Выбрать главу

И он решился — обнимая ребенка, побрел в сторону от опыстылевшей реки.

8

До сих пор его вели вперед — сначала тропа под ногами, потом река. Теперь, куда ни взгляни, во все стороны одинаковый лес. Впереди — перекрученные березки и елочки, справа — перекрученные березки, слева, сзади. Мир сразу же потерял всякий смысл.

А день сумрачно-серый, нет надежды — не проглянет солнце и ночью не вызвездит. Где север, где юг, вперед ли ты сделал шаг или назад — над всем равнодушная тайна.

Первые часы Трофима не покидала уверенность, что идет правильно, рано или поздно он наткнется на дорогу. Наткнулся на непроходимую чащу — ели ствол к стволу, торчат во все стороны высохшие острые сучья, у корней слежавшийся ночной сумрак. Побрел в обход, прижимая к груди ребенка.

Лес был высокий, крепкий, сюда еще не добрались лесозаготовительные организации, не проложили здесь «усы» узкоколеек, не пробили дорог. Тонкие, гибкие березы протискивались к небу сквозь плоты хвои. Ели развешивали над головой замшелые, полуоблезшие лапы. Лес давил дикостью, дальше чем на три шага ничего не видно.

Он шел и глядел в небо, на верхушки деревьев, ждал, что вдруг покажется заманчивый просвет. Вдруг да вырубка, а от нее непременно дороги к человеческому жилью, пусть полузабытые, полузаросшие, но все-таки дороги.

Несколько раз ошибался. Ему казалось, что лес впереди раздвигается. Тогда он прибавлял шагу, ломился напрямик через чащу и… выходил в мелколесье. А за мелколесьем — снова рослый лес.

Опять просвет… С каждым шагом он ширится, с каждым шагом становится чуть светлей. И лес оборвался…

Перед Трофимом выросло лохматое, как поднявшийся на дыбы неопрятный медведь, вывороченное корневище — пласт земли, поставленный на попа. Шагнул в сторону, чтоб обойти, и в упор — расщепленный ствол, страшный излом, словно разверстая пасть в диком крике. Стволы навалом, один на одном, толстые, тяжелые, забуревшие от времени, и вскинутые вверх в судорогах костлявые ветви…

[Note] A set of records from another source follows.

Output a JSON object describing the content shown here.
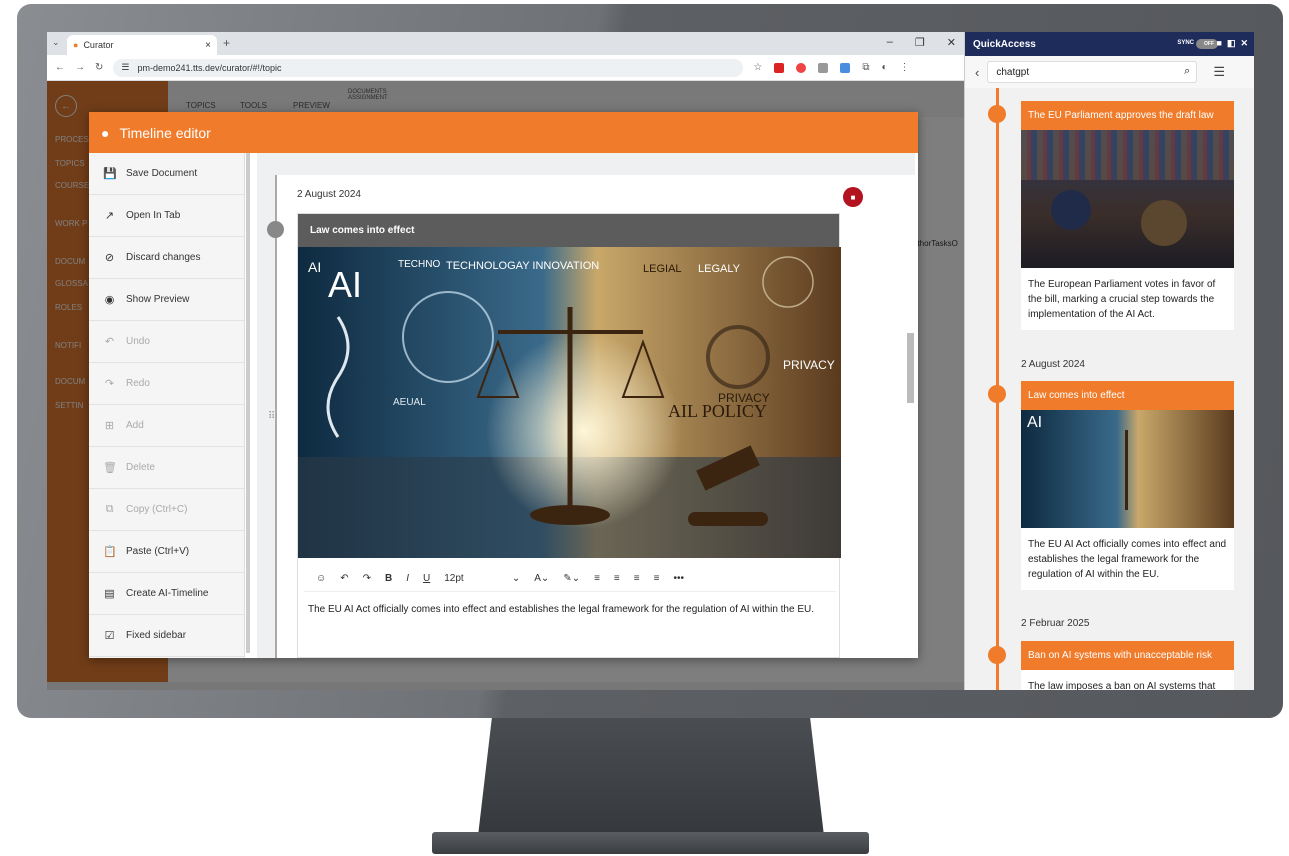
{
  "browser": {
    "tab_title": "Curator",
    "url": "pm-demo241.tts.dev/curator/#!/topic"
  },
  "background_app": {
    "nav": [
      "PROCESS",
      "TOPICS",
      "COURSE",
      "WORK P",
      "DOCUM",
      "GLOSSA",
      "ROLES",
      "NOTIFI",
      "DOCUM",
      "SETTIN"
    ],
    "tabs": [
      "TOPICS",
      "TOOLS",
      "PREVIEW",
      "DOCUMENTS ASSIGNMENT"
    ],
    "column_label": "uthorTasksO"
  },
  "editor": {
    "title": "Timeline editor",
    "menu": [
      {
        "label": "Save Document",
        "enabled": true,
        "icon": "save-icon"
      },
      {
        "label": "Open In Tab",
        "enabled": true,
        "icon": "open-tab-icon"
      },
      {
        "label": "Discard changes",
        "enabled": true,
        "icon": "discard-icon"
      },
      {
        "label": "Show Preview",
        "enabled": true,
        "icon": "eye-icon"
      },
      {
        "label": "Undo",
        "enabled": false,
        "icon": "undo-icon"
      },
      {
        "label": "Redo",
        "enabled": false,
        "icon": "redo-icon"
      },
      {
        "label": "Add",
        "enabled": false,
        "icon": "add-icon"
      },
      {
        "label": "Delete",
        "enabled": false,
        "icon": "trash-icon"
      },
      {
        "label": "Copy (Ctrl+C)",
        "enabled": false,
        "icon": "copy-icon"
      },
      {
        "label": "Paste (Ctrl+V)",
        "enabled": true,
        "icon": "paste-icon"
      },
      {
        "label": "Create AI-Timeline",
        "enabled": true,
        "icon": "timeline-icon"
      },
      {
        "label": "Fixed sidebar",
        "enabled": true,
        "icon": "checkbox-icon"
      }
    ],
    "entry": {
      "date": "2 August 2024",
      "title": "Law comes into effect",
      "font_size": "12pt",
      "text": "The EU AI Act officially comes into effect and establishes the legal framework for the regulation of AI within the EU."
    },
    "image_words": [
      "AI",
      "TECHNO",
      "TECHNOLOGAY INNOVATION",
      "LEGIAL",
      "LEGALY",
      "PRIVACY",
      "AIL POLICY",
      "AEUAL"
    ]
  },
  "quickaccess": {
    "title": "QuickAccess",
    "sync_label": "SYNC",
    "toggle_label": "OFF",
    "search_value": "chatgpt",
    "items": [
      {
        "date": "",
        "title": "The EU Parliament approves the draft law",
        "body": "The European Parliament votes in favor of the bill, marking a crucial step towards the implementation of the AI Act."
      },
      {
        "date": "2 August 2024",
        "title": "Law comes into effect",
        "body": "The EU AI Act officially comes into effect and establishes the legal framework for the regulation of AI within the EU."
      },
      {
        "date": "2 Februar 2025",
        "title": "Ban on AI systems with unacceptable risk",
        "body": "The law imposes a ban on AI systems that"
      }
    ]
  },
  "colors": {
    "accent": "#f07b2a",
    "header_blue": "#1e2c5c",
    "delete_red": "#b3121f"
  }
}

Ждал вырубку, ждал лесную пожню с пригорюнившимся в одиночестве стожком сена, думал найти дорогу. Где там… Когда-то здесь прошел буран, столетние деревья сорвались с насиженных мест, остервенело набросились друг на друга, вцепились сучьями, упали в обнимку, на них попадали новые. Лесное побоище на километры, лесное побоище, прикрывшее заболоченную землю, дикие звери и те обходят стороной проклятое место. Дорога, где уж…

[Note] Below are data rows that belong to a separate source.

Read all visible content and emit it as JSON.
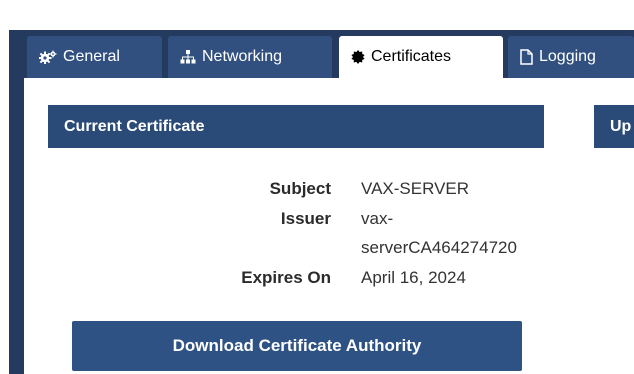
{
  "tabs": [
    {
      "label": "General",
      "icon": "cogs-icon"
    },
    {
      "label": "Networking",
      "icon": "sitemap-icon"
    },
    {
      "label": "Certificates",
      "icon": "certificate-icon"
    },
    {
      "label": "Logging",
      "icon": "file-icon"
    }
  ],
  "active_tab": "Certificates",
  "current_certificate": {
    "title": "Current Certificate",
    "subject_label": "Subject",
    "subject_value": "VAX-SERVER",
    "issuer_label": "Issuer",
    "issuer_value_line1": "vax-",
    "issuer_value_line2": "serverCA464274720",
    "expires_label": "Expires On",
    "expires_value": "April 16, 2024",
    "download_label": "Download Certificate Authority"
  },
  "second_panel": {
    "title": "Up"
  },
  "colors": {
    "frame": "#243a5e",
    "tab_inactive": "#31507f",
    "panel_header": "#2a4a78",
    "button": "#2e5283"
  }
}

А с мутного неба — мутный, как жидкое коровье пойло, свет. И тишина, тишина, нарушаемая лишь равнодушным шумом хвойного моря. Морю нет конца. Как далеки люди! Как дороги они все!‥

Только теперь Трофим поверил, что он заблудился.

А день увядал, мгла затягивала побоище.

9

Утром он не мог согреть кипятка, ничего не поел: котелок, хлеб, сала еще добрый кусок — все осталось на дне той проклятой реки. Он только, исходя слюной, нажевал соску. Но девочка опять ее не взяла.

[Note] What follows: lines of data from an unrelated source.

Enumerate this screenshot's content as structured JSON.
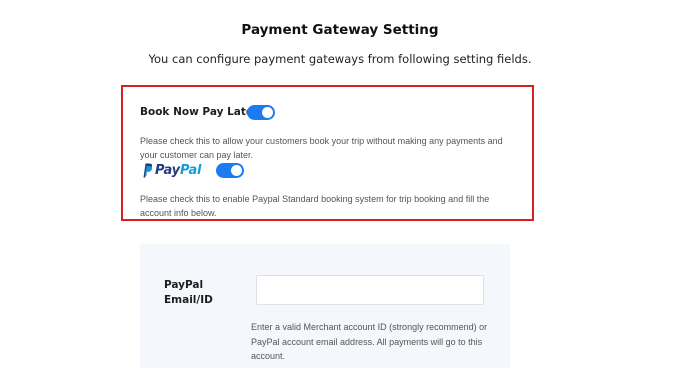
{
  "header": {
    "title": "Payment Gateway Setting",
    "subtitle": "You can configure payment gateways from following setting fields."
  },
  "book_now_pay_later": {
    "label": "Book Now Pay Later",
    "enabled": true,
    "description": "Please check this to allow your customers book your trip without making any payments and your customer can pay later."
  },
  "paypal": {
    "logo_text_pay": "Pay",
    "logo_text_pal": "Pal",
    "enabled": true,
    "description": "Please check this to enable Paypal Standard booking system for trip booking and fill the account info below."
  },
  "paypal_settings": {
    "email_label": "PayPal Email/ID",
    "email_value": "",
    "email_placeholder": "",
    "help_text": "Enter a valid Merchant account ID (strongly recommend) or PayPal account email address. All payments will go to this account."
  },
  "colors": {
    "toggle_on": "#1d7bf2",
    "highlight_border": "#d9201f",
    "paypal_dark": "#253b80",
    "paypal_light": "#179bd7",
    "panel_bg": "#f4f7fb"
  },
  "icons": {
    "paypal_logo": "paypal-logo-icon"
  }
}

Она скоро умрет. Его и самого лихорадило.

За ночь опять выпал снег, мокрый, липкий, которому суждено снова сойти.

Влез в болото. Из припорошенных снегом моховых кочек под сапогами брызгала рыжая вода. Провалился ногой до паха в трясину. Вырвал отяжелевший от грязи сапог, прополз на коленях шагов двадцать и не смог подняться — обессилел от страха. Сидел, чувствуя, как немеет от холода промоченная нога. И тут девочка заплакала слабеньким кашляющим плачем. Она давно уже не подавала голоса. И это помогло ему подняться…

Неожиданно напал на свежий человеческий след. Бросился по нему. След пьяно блуждал средь кочек. И он понял — наткнулся на свой собственный след.

За пазухой еще лежал обломанный со всех сторон кусок хлеба. Он шел и думал об этом куске.

С этими мыслями в темноте он добрел до пологого овражка, заросшего ольховником. Началась четвертая ночь, под открытым небом. Он еле нашел сил набрать валежнику. Всю ночь не спал, всю ночь старался, чтоб костры горели жарче, и все-таки мерз.

«Крышка тебе, Трофим. Вот так просто — не встанешь утром и… крышка».

Привычно посерело небо, привычно расползлась грязная мгла, забилась в глубь кустов, на дно овражка. А снег падал и падал, сырой, тяжелый, обильный. От него воздух вокруг тлеющих костров становился каким-то прелым, нездоровым.

Трофим с натугой поднялся, перемотал непросохшие портянки. Все тело ломило.